Friday, May 1, 2009

"i'd rather have 3 minutes of wonderful rather than a lifetime of nothing special..."

that's from my favorite movie...steel magnolias. such a poignant and beautiful movie that makes me cry every time.

but that's so true. i would rather take risks and end up with just a few minutes of wonderful than have a whole lifetime where i didn't go out on any limbs and end up with nothing special.

i'm writing this with my precious little kitten asleep on my stomach and arm. i love her. and i've only really known her a few hours. i can only imagine how much more amazing a real baby will be (but no worries...that'll be quite awhile...that's why we got the fur baby to fill the gap!) it's been such a beautiful day. gorgeous outside...just spending time with my little kitten, playing, napping. just relaxing...i even worked on a story a smidge...finally some creative juices are flowing again.

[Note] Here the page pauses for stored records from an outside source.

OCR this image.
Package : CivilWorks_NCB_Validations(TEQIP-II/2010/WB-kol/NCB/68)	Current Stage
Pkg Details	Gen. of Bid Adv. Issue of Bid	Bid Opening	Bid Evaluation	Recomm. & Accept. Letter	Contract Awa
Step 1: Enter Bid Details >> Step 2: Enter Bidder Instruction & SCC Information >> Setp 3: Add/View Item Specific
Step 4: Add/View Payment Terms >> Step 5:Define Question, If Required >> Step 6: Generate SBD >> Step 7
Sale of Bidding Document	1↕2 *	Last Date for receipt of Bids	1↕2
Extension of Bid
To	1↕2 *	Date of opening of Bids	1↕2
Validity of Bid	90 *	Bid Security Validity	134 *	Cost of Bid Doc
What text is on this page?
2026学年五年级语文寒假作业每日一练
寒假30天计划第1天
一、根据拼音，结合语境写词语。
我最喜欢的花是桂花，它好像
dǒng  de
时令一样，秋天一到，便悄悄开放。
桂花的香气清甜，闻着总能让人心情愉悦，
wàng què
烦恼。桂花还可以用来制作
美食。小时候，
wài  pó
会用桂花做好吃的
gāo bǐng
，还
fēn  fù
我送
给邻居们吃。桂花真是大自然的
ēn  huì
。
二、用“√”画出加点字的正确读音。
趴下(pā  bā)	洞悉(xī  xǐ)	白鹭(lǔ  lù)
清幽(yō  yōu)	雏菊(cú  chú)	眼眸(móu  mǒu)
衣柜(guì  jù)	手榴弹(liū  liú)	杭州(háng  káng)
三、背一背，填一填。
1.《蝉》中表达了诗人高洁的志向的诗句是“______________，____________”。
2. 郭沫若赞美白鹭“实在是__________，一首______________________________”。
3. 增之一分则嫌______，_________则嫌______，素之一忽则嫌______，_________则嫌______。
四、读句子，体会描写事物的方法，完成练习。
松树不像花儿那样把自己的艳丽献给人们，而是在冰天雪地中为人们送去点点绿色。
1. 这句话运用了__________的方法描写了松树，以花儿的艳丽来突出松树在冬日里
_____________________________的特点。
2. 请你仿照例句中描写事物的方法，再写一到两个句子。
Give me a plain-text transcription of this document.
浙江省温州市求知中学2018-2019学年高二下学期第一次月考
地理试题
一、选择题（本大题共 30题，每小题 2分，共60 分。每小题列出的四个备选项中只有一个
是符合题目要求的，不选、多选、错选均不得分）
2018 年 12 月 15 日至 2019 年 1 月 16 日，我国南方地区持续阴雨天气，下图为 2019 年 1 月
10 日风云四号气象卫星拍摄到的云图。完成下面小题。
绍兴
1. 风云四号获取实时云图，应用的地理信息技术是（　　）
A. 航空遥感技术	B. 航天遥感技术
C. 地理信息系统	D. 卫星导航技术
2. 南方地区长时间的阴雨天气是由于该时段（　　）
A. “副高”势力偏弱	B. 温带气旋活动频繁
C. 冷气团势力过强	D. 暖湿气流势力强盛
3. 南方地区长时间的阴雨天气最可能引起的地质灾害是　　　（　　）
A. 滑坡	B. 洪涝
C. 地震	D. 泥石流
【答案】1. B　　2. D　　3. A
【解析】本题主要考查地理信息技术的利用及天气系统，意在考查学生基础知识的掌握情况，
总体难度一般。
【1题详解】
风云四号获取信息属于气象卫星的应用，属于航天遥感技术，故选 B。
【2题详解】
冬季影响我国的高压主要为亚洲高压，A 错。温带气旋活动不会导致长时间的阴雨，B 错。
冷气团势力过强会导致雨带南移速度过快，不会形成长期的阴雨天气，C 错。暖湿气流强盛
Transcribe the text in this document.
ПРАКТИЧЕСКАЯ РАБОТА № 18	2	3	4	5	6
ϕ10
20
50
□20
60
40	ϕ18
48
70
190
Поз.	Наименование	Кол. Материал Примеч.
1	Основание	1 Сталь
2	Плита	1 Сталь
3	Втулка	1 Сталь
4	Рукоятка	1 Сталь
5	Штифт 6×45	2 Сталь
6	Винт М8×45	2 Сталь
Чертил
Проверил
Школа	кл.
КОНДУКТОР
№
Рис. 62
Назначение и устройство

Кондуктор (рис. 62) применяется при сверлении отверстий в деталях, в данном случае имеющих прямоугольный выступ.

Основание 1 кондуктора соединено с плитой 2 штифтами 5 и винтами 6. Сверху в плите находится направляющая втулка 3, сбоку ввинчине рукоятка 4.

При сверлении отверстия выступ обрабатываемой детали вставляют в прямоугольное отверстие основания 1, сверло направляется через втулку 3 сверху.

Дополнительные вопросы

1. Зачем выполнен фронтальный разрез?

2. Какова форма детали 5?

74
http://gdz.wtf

i just feel like May is my month! my month to shine and thrive. the wedding's over (which is kinda sad, but at least now i have pics and a video), the moving in is over...we are pretty much settled! we have a kitty! and i'm turning 23 next week. weird. you know, age doesn't really mean a whole lots anymore. past 16 and 18 and 21...not much difference til 30. but like i was saying, may is my month. to spend more time on myself. work out maybe. read more. write more. just better myself.

i think i'm gonna do it. i deserve it!